Tras leer en un periódico que Bernadette había tenido otra aparición el 16 de junio, en la que la Virgen le sonrió, decidí ir a Lourdes para convencer a la chica de que era una impostora.
Fui a casa de los Soubirous, donde encontré a Bernadette sentada junto a la puerta, remendando medias. Me pareció una persona bastante común, pero una gran dulzura brillaba en su rostro atribulado.
A petición mía, me relató la historia de las apariciones con una sencillez y firmeza que me conmovieron.
—Entonces —le dije—, ¿cómo sonreía la bella Señora? La pastora me miró asombrada y, tras unos instantes de silencio, respondió: —¡Ah, Señor! Solo alguien que viniera del Cielo podría imitar esa sonrisa.
¿Me harías el favor de probarlo por mí?
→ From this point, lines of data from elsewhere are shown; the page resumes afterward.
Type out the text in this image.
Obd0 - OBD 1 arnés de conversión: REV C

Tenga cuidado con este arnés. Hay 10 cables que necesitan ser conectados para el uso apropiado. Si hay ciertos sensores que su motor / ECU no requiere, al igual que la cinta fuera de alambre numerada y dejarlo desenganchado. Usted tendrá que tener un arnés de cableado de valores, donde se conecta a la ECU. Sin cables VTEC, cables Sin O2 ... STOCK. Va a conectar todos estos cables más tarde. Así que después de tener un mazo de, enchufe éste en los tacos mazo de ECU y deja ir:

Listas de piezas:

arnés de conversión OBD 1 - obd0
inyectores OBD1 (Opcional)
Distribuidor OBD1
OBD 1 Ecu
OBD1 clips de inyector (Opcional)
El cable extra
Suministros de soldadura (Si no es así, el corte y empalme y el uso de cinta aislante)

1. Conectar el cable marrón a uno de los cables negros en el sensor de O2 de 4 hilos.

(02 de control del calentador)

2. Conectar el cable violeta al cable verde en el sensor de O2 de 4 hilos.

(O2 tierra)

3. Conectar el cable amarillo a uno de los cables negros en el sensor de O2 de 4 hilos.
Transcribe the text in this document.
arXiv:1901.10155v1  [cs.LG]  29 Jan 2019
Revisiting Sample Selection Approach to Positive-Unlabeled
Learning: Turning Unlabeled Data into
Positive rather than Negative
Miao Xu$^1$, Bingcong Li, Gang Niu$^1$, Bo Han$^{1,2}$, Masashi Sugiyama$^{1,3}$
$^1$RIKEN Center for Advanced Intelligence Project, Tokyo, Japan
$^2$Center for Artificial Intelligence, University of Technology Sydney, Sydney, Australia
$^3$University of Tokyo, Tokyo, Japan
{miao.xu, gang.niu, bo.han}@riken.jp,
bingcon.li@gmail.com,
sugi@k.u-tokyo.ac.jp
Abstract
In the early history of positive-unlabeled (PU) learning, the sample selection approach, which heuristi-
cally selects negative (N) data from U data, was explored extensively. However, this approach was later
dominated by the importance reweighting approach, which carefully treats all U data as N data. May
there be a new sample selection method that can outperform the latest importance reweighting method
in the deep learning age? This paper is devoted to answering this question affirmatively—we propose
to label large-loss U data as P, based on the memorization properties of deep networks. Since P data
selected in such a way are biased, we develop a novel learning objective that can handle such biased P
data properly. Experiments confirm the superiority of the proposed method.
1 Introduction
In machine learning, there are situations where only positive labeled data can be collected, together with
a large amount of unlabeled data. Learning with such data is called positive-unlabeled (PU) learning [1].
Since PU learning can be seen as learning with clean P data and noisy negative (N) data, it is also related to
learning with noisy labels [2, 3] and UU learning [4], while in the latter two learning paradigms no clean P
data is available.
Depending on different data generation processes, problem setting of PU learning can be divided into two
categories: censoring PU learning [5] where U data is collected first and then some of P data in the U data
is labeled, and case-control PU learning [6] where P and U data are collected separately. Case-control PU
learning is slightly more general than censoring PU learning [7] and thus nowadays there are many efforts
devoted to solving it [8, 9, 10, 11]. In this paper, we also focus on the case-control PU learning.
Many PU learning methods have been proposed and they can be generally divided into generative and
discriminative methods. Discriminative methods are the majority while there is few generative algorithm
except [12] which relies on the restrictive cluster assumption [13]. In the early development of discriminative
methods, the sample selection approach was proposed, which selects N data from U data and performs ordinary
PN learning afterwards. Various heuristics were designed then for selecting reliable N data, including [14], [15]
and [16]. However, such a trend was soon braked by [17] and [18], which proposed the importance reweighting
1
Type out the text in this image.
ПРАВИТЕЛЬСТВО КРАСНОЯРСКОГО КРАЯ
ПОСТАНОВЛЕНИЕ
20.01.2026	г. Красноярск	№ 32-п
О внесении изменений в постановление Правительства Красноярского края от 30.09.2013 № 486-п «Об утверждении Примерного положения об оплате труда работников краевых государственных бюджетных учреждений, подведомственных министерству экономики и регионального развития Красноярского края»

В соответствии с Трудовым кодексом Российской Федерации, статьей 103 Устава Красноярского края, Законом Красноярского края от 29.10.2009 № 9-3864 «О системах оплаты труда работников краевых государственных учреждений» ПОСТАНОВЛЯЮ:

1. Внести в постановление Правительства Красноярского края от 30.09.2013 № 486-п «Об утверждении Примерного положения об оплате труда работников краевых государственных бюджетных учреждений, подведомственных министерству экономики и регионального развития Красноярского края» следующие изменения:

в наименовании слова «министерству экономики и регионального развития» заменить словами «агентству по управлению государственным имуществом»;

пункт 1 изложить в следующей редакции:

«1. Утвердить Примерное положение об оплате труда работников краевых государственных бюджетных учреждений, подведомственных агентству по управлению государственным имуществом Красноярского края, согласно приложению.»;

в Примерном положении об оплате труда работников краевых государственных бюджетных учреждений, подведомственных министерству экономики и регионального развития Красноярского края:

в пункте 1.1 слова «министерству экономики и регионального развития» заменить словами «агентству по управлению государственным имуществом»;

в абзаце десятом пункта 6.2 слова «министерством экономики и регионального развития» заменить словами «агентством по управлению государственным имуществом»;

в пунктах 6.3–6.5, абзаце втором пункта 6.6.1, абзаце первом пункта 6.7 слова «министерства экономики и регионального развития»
Soy un incrédulo. No creo en tus visiones.
El rostro de la niña se ensombreció, adquiriendo una expresión severa.
¿Así que crees que soy una mentirosa?
Me sentí desarmado. ¡No! Bernadete no podía ser una impostora. Y sentí la necesidad de rogarle perdón de rodillas.
—Ya que eres un pecador —respondió ella—, imitaré para ti la sonrisa de la Santísima Virgen.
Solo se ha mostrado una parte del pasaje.